I’ve got to admit—and I think I’ve mentioned this before—that I wouldn’t have guessed that I would find good use for a Gwyneth Paltrow cookbook. I seem to remember her being some kind of vegan, raw-food diet adherent, and that’s just no fun. And though I don’t have hate her as some seem to, I’m also not a huge fan, nor a subscriber to Goop, her “weekly lifestyle journal”, which does sound a bit much, to me.
So it’s thanks to Anna and Kristina on the sorely missed (at least by me) Shopping Bags that I acquired My father’s daughter: Delicious, easy recipes celebrating family togetherness. After a good test, A & K rated her book a Buy. This Christmas, I got it as a present. I have now owned it long enough to have tried a number of the recipes.
And I have to say, they’ve pretty much all been winners. Anna and Kristina did warn me away from some, like the laborious duck ragout that was perhaps not worth the effort. But the hot salad nicoise, and the fish tacos, and chopped salad, and the spaghetti limone parmeggiano, have all been delicious. And easy.
Currently, the smell of her Fudgy chocolate brownies (“as healthy as brownies can get, with no flavor sacrifice”) is wafting deliciously through the house. If they taste as they smell, that will be another success.
There is an emphasis on more healthy cooking, which I prefer anyway, but it’s not extreme. Some vegan recipes are included, but also plenty with dairy, meat, and fish. She does suggest some unusual ingredients, like vegenaise, brown rice syrup, and spelt flour, but I have managed to find most everything at my regular grocery.
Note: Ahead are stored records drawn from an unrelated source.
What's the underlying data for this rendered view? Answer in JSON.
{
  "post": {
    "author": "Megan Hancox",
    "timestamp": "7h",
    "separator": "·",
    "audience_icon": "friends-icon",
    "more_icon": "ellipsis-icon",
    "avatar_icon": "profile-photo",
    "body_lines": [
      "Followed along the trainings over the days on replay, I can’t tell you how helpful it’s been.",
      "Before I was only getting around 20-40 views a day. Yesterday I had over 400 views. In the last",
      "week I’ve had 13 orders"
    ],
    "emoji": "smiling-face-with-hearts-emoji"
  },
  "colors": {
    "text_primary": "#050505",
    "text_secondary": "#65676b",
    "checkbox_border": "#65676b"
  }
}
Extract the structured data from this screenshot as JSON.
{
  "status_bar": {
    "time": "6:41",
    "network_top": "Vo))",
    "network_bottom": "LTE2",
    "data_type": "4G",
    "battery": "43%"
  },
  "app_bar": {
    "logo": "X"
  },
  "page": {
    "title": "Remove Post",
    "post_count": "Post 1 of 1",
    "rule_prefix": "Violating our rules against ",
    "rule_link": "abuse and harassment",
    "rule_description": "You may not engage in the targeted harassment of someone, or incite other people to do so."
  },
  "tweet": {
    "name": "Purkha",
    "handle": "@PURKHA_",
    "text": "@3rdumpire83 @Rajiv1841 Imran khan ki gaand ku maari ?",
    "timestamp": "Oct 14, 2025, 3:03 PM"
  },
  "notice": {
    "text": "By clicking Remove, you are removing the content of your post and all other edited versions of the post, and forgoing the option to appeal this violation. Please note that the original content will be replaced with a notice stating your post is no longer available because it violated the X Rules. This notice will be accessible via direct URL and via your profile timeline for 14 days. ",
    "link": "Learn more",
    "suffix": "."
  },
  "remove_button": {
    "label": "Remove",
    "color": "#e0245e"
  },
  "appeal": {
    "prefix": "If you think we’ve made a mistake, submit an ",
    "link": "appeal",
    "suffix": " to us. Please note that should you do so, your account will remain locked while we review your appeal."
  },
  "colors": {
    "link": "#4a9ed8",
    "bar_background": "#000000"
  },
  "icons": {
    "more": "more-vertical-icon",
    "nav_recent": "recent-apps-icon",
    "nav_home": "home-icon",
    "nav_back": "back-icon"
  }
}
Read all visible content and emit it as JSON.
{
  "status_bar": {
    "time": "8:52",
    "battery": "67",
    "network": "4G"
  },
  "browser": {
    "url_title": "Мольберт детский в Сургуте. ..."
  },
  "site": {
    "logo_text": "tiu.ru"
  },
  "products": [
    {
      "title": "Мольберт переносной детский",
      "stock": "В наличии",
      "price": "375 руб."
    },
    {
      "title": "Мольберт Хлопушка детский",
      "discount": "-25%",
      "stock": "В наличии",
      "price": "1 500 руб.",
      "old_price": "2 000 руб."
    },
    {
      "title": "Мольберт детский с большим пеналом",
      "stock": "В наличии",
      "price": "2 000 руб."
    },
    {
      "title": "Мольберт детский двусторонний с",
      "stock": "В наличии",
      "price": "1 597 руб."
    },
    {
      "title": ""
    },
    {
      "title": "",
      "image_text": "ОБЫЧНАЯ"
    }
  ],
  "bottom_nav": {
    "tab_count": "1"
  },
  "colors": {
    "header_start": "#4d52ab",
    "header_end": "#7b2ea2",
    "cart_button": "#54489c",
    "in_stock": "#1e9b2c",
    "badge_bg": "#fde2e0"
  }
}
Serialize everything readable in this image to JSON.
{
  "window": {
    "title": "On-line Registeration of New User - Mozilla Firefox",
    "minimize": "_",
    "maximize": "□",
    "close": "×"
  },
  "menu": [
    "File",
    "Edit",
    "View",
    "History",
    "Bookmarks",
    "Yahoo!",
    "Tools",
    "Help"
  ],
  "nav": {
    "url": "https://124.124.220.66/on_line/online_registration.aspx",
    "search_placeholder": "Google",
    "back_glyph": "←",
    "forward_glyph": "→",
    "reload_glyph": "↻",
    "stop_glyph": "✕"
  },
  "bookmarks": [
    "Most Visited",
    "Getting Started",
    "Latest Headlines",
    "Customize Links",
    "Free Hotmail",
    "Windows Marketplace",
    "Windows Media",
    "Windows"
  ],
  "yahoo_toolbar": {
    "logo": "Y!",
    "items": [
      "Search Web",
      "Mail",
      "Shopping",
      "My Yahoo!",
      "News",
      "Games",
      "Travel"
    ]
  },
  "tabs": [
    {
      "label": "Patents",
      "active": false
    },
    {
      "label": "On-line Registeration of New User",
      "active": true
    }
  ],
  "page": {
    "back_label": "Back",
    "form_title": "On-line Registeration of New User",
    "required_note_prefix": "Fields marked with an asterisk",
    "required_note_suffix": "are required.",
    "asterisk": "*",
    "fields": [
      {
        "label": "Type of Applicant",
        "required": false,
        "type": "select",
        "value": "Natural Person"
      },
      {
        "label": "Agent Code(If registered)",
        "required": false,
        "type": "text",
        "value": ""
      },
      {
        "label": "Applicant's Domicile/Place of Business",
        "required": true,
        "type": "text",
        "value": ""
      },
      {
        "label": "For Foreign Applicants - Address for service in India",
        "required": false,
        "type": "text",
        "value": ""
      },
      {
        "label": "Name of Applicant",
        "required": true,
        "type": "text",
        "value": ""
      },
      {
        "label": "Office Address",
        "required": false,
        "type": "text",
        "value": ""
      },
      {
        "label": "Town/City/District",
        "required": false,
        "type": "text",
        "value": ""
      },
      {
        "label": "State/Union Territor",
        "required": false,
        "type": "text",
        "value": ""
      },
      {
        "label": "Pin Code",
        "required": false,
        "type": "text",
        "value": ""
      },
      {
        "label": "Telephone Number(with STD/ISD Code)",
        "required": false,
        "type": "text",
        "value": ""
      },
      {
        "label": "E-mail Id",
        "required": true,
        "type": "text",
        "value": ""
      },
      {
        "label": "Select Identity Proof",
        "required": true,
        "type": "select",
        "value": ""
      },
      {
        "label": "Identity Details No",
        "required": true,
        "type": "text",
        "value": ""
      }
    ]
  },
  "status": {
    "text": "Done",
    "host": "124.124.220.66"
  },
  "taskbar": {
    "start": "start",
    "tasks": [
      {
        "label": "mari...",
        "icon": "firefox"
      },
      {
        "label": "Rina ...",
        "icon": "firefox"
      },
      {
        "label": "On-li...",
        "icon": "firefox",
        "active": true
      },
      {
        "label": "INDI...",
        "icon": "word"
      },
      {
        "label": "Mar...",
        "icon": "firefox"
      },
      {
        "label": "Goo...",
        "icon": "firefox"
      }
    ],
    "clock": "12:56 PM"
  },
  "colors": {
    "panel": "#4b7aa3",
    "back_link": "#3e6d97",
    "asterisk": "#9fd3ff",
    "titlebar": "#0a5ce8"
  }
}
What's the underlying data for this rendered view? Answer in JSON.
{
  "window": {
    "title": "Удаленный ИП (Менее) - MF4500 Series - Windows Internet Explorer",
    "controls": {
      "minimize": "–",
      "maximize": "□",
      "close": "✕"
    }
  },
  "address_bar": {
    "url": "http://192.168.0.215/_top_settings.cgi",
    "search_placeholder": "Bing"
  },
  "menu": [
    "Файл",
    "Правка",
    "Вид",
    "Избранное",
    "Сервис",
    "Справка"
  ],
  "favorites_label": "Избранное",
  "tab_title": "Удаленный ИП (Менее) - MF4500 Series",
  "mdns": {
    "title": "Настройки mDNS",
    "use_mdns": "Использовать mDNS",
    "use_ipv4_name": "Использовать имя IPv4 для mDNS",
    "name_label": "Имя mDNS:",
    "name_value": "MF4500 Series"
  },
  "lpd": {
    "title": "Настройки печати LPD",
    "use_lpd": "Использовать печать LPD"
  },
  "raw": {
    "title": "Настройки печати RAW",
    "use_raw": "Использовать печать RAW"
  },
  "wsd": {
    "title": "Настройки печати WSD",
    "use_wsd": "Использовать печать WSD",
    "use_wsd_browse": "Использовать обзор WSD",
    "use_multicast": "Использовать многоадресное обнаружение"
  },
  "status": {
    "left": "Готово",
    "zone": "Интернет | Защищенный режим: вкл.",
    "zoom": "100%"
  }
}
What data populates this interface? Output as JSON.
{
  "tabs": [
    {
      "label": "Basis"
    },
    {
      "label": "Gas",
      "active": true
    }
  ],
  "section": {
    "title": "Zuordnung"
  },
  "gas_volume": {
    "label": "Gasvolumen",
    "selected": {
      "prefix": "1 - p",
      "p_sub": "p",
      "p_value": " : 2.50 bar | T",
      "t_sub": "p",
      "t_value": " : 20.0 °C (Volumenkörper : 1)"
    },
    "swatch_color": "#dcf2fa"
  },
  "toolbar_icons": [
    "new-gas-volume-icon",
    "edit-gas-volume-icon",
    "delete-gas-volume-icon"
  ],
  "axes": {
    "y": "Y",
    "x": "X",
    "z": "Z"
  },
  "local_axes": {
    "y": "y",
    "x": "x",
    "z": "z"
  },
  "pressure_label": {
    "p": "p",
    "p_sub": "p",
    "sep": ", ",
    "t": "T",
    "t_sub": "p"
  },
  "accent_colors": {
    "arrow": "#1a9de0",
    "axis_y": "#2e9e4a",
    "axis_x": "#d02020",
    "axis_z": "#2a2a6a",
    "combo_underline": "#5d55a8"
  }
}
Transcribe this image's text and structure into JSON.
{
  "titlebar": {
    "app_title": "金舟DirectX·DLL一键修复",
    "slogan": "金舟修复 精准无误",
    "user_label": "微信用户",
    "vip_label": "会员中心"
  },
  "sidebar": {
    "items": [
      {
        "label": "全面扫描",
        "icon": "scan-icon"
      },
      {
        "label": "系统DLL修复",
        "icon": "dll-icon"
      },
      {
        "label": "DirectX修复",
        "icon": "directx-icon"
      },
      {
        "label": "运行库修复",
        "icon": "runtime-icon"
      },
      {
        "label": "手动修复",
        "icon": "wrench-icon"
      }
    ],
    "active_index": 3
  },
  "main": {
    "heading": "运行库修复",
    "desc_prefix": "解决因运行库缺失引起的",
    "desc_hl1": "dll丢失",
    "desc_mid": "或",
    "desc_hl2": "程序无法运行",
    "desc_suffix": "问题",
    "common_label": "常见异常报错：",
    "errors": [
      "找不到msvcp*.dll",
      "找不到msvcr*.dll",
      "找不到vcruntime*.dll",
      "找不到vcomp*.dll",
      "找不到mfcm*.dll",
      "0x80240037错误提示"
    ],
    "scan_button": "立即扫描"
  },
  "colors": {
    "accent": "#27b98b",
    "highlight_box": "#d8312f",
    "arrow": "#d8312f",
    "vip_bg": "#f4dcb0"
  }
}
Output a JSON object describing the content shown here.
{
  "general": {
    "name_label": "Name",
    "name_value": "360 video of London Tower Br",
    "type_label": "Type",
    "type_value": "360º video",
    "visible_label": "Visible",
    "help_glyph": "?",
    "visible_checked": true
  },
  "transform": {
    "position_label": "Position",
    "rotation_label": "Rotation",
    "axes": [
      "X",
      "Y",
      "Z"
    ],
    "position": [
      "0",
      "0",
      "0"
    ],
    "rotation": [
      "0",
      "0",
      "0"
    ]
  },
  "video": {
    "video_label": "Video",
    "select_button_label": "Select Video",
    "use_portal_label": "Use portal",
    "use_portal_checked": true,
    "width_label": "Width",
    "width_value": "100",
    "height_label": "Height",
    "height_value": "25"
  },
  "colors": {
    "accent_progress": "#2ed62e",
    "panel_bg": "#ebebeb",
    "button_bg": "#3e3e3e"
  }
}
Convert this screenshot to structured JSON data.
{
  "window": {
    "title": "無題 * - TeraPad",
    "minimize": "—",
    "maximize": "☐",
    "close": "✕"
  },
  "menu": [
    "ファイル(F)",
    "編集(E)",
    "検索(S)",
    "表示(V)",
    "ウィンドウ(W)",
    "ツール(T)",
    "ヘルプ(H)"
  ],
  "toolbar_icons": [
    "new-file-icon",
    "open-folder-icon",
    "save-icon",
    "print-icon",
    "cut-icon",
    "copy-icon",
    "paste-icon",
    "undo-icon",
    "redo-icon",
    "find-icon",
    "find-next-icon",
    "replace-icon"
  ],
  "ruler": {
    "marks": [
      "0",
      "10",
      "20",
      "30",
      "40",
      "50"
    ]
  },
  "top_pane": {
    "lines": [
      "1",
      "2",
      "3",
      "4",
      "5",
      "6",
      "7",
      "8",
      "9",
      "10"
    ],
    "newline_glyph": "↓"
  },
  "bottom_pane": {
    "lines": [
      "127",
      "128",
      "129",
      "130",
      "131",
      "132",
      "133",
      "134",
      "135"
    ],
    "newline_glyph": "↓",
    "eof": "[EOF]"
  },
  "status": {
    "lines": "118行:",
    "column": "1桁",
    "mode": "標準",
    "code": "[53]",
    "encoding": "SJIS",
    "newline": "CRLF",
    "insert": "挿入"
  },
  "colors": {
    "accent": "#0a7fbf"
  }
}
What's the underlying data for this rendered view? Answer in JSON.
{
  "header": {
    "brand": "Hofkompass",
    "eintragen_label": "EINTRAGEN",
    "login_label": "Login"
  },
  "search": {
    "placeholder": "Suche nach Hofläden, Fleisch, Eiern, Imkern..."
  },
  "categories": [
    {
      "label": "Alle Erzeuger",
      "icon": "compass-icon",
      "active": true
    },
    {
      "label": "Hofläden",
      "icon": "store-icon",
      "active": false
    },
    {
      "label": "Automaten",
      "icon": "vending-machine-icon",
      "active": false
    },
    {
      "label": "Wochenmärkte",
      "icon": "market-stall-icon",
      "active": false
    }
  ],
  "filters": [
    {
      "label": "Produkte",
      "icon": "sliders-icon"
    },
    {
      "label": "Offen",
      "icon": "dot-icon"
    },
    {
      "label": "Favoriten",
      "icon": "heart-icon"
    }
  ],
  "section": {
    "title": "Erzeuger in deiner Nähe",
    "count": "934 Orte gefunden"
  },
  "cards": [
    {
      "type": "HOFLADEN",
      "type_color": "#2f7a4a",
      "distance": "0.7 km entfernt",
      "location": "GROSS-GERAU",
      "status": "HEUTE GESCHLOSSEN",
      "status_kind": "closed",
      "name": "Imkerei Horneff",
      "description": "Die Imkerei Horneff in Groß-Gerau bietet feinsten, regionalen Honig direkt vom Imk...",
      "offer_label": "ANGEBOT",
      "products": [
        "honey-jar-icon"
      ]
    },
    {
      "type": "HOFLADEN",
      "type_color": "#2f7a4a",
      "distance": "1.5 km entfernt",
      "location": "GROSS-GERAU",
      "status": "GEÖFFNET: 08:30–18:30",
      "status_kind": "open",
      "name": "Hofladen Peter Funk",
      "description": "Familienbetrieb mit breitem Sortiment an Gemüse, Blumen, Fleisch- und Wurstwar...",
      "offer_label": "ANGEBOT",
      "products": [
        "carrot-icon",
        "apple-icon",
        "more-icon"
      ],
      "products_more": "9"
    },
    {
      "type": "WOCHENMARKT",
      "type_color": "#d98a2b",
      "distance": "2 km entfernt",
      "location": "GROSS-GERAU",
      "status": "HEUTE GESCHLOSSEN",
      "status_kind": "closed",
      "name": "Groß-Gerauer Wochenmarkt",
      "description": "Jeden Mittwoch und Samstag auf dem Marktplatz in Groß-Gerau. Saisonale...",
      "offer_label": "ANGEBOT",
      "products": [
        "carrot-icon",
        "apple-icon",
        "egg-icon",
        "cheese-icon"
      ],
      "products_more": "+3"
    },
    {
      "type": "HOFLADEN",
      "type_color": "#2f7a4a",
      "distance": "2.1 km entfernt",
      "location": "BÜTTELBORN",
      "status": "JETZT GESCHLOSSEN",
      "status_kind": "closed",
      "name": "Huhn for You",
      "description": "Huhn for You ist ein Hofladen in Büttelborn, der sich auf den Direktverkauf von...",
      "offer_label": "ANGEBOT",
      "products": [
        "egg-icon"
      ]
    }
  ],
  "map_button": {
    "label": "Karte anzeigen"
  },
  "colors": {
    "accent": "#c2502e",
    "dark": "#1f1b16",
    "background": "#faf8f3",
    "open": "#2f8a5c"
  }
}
I’m not completely convinced the stuff is so much healthier than regular ingredients (and she does provide a table of “normal” stuff you can substitute), but it’s good. Vegenaise, if anything, is better than mayonnaise. Brown rice syrup has a very pleasant sweet flavor.
(The one item she calls for a lot that I can’t seem to get my hands on is oil-packed anchovies, but I’ve using olive oil packed tuna instead for that, with a bit of added salt, and that’s turned out fine.)
Another nice detail is that each recipe has a clear and reasonably accurate indication of how long each recipe will take, broken down into active and total time. And I admit I find the whole “family” context of the book nice, even though I most often cook for two.